Central budget revenue from the recently introduced financial transactions duty as well as from several other new taxes were under the pro rata target by the end of March, detailed budget data published by the National Economy Ministry on Monday show.
    Some of the shortfalls were expected, but the main traditional revenue sources, such as VAT and excise duty, also generated less than their respective pro rata targets. Personal income tax was an exception, generating slightly more than targeted revenue.
    Central budget revenue on the whole reached 20.9% of the annual plan and expenditure was 24.6% of the yearly target, near the pro-rata figure.
    Revenue from the financial transaction duty, introduced this year and paid first in February, totalled HUF 27.5 billion in Q1, just 9.1% of the HUF 301 billion annual target.
    Revenue from the two new small business taxes, introduced as part of the government's job protection plan, came to just HUF 4.9 billion, compared to a full-year target of HUF 204 billion. As with the financial transactions duty, the revenue reflects payments over just two months.
    The new tax on utility lines brought in HUF 23.1 billion or 38.5% of the HUF 60 billion full-year target. The tax is payable twice a year, in March and September.
    Revenue from the new insurance tax, also due first in February, nearly matched the pro rata target, generating HUF 6.7 billion or 24.4% of the full-year target.
    The per-minute tax on telephone calls and text messages, introduced last July, brought in HUF 9.9 billion of the HUF 44 billion annual target in the first three months.

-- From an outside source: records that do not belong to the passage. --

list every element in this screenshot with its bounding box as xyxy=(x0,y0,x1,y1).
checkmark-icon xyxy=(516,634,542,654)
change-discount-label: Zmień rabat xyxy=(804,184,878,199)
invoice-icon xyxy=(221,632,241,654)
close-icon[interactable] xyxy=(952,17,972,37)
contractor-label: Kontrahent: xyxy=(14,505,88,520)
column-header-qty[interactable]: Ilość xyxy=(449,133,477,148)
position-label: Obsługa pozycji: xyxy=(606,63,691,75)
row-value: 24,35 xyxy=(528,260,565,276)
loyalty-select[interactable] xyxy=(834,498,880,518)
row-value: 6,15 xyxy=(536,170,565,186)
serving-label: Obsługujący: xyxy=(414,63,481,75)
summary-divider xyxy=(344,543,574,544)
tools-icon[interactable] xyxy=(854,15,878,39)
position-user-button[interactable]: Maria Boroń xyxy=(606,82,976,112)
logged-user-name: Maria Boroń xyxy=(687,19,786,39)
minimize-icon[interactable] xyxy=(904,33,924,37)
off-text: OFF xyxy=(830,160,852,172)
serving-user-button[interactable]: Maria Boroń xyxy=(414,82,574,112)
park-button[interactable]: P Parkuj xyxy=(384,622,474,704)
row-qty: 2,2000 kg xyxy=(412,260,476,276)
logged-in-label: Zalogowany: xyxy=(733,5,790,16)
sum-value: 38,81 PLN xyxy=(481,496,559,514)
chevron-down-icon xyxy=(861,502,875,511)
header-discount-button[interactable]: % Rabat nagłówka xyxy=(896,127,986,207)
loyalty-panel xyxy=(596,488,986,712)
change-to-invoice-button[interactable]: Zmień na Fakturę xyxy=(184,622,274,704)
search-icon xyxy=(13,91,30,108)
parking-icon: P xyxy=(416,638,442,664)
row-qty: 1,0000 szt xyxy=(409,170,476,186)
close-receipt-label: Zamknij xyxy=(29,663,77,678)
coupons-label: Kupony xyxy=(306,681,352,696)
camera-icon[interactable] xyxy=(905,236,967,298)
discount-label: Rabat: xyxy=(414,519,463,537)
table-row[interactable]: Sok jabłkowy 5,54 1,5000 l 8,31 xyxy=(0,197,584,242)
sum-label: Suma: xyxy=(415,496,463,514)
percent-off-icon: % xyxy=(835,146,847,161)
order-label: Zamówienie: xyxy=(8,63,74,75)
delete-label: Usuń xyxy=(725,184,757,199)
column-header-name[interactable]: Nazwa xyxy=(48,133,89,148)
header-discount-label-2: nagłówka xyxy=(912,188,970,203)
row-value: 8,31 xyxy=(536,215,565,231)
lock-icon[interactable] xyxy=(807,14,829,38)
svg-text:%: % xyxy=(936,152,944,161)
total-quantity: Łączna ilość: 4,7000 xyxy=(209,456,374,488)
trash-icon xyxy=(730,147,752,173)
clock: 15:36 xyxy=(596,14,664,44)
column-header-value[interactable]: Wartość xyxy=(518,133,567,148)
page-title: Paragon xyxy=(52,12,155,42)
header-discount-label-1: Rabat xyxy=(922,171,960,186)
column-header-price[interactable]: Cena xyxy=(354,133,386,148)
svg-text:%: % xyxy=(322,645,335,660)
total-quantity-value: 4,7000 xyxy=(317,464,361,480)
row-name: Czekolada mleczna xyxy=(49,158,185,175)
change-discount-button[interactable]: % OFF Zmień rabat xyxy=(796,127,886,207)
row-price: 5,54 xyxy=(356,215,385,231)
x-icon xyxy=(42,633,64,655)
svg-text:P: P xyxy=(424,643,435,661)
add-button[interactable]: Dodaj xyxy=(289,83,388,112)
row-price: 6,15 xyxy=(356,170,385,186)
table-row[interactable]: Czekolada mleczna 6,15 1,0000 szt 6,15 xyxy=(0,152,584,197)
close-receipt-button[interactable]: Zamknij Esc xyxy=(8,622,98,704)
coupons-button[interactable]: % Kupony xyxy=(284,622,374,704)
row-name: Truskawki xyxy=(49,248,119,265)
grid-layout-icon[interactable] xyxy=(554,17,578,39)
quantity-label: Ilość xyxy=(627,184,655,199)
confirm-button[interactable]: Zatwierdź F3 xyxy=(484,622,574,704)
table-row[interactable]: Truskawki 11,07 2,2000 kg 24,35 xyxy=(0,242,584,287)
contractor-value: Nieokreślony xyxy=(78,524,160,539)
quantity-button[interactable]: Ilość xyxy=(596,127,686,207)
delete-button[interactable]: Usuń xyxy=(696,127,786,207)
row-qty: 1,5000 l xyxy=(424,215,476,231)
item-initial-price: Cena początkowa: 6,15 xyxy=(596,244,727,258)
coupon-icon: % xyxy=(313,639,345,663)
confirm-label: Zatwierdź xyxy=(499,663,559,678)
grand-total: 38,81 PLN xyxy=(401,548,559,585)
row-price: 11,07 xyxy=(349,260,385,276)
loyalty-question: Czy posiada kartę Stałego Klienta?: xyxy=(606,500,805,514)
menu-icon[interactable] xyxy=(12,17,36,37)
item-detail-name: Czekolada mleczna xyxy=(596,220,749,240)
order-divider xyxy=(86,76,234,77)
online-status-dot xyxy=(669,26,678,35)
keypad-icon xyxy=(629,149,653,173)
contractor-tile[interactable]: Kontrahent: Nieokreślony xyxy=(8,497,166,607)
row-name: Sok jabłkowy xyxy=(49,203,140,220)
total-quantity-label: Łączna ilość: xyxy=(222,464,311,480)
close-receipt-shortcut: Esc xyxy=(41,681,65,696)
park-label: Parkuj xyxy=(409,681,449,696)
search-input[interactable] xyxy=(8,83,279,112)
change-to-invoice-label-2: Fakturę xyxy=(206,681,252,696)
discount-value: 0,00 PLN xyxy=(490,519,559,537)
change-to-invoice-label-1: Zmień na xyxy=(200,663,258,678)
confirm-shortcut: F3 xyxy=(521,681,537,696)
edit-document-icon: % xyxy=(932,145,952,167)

    Some of the revenue shortfalls were expected: Hungary's updated Convergence Programme put the likely shortfall from the financial transactions duty at HUF 80 billion and projected the two new small business taxes would generate HUF 173 billion less than planned because of a lower than expected participation rate. The programme noted that the small business tax shortfall would be a positive development as these companies would actually pay more in corporate tax and contributions.
    Revenue from the extraordinary bank levy, introduced for a temporary three years but now set to stay, was HUF 35.1 billion, only 0.6 percentage points below the pro-rate 25% of the annual plan.
    Of the biggest taxes, only personal income tax proceeds were ahead of pro-rata target, with revenue of HUF 388 billion or 25.8% of the full-year target in the first three months.
    Three-month revenue from VAT reached HUF 608 billion or 20.6% of the planned annual total. And excise duties generated HUF 179.1 billion or only 18.9% of the annual target in January-March.
    The HUF 111 billion spent on family allowances in the first three months was 24.5% of the slightly raised full-year spending plan, and was slightly down in one year.
    Spending on home construction subsidies was HUF 26.3 billion or 13% in Q1. It fell both in nominal terms and as a percentage of the full-year plan.
    Interest expenditure, at HUF 412.4 billion, was a third of the annual target, dropping HUF 40 billion in one year.
    Spending on unemployment benefits fell nearly HUF 9 billion from Q1 2012 to HUF 13.8 billion, and fell to 23.3% from more than a third of the respective annual targets.